News-Redaktion / 23.07.2019 / 12:30 / 0 / Seite ausdrucken

EU versuchte Verlegung von Botschaften nach Jerusalem zu verhindern

Hohe Beamte der Europäischen Union (EU) haben versucht, die Ausarbeitung eines offiziellen Dokuments in die Wege zu leiten, das alle EU-Mitgliedsstaaten verpflichten sollte, „bis zu einer endgültigen Einigung über Jerusalem“ ihre diplomatischen Vertretungen nicht dorthin zu verlegen. Das meldet die schweizerische Internetplattform „Audiatur-Online“ mit Bezug auf einen aktuellen Bericht des israelischen Fernsehsenders „Kan 11 News“. Die Maßnahme sei allerdings am Widerstand Tschechiens und Ungarns gescheitert, die die notwendige Einstimmigkeit verhindert hätten. Der politische Status Jerusalems ist international umstritten. Israel kontrolliert die gesamte Stadt und betrachtet sie als seine Hauptstadt. Der Staat Palästina beansprucht Ost-Jerusalem als seine Hauptstadt.
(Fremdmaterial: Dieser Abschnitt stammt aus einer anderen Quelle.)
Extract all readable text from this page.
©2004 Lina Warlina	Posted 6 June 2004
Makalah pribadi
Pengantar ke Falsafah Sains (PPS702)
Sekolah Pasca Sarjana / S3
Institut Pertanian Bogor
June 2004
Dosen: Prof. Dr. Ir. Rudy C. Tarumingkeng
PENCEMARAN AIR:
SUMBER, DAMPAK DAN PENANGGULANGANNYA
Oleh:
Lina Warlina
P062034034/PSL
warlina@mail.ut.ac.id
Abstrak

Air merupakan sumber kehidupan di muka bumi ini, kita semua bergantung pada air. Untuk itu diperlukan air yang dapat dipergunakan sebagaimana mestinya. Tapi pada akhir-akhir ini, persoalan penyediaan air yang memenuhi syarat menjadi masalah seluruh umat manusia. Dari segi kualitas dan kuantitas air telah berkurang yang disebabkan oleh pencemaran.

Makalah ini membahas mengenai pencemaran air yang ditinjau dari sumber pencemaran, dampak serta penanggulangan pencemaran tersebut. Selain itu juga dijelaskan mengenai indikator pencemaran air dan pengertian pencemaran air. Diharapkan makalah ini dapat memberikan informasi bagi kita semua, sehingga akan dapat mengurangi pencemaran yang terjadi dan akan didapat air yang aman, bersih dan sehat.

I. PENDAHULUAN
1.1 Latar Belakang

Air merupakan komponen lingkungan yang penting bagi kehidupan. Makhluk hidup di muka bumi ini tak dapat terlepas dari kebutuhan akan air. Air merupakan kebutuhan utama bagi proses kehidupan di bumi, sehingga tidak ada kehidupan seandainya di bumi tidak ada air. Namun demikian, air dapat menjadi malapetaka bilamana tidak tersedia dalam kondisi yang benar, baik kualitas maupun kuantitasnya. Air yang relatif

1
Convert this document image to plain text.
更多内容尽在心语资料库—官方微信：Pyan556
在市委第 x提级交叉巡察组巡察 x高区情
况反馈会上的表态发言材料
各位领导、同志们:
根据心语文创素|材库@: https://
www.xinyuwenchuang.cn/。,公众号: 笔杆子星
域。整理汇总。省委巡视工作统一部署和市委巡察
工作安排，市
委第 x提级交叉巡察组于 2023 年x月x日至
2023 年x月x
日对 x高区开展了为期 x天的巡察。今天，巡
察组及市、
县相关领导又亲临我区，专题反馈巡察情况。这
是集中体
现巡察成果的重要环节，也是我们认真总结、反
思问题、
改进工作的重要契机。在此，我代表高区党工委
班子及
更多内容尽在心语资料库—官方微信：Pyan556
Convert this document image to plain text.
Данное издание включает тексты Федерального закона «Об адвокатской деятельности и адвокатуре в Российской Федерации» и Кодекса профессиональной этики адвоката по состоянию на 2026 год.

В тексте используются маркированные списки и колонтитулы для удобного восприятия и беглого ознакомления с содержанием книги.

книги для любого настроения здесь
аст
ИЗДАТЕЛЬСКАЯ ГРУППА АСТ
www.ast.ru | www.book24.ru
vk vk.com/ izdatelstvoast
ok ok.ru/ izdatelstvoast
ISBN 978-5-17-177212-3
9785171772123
Den anhaltenden Trend, Botschaften vom wirtschaftlichen und gesellschaftlichen Zentrum Israels, Tel Aviv, nach Jerusalem zu verlegen, stießen im Mai 2018 die USA an. Zum 70. Jahrestag der israelischen Unabhängigkeitserklärung wechselten etwa 50 der rund 1000 Mitarbeiter der bisherigen Botschaft ins US-Generalkonsulat in Jerusalem, das zur neuen Botschaft erklärt wurde. Die bisherige Botschaft in Tel Aviv wurde zu einer Zweigstelle der neuen Botschaft erklärt. Die EU plante damals eine gemeinsame Resolution gegen die Verlegung der Botschaft. Dieses Vorhaben wurde jedoch von Rumänien, Tschechien und Ungarn blockiert.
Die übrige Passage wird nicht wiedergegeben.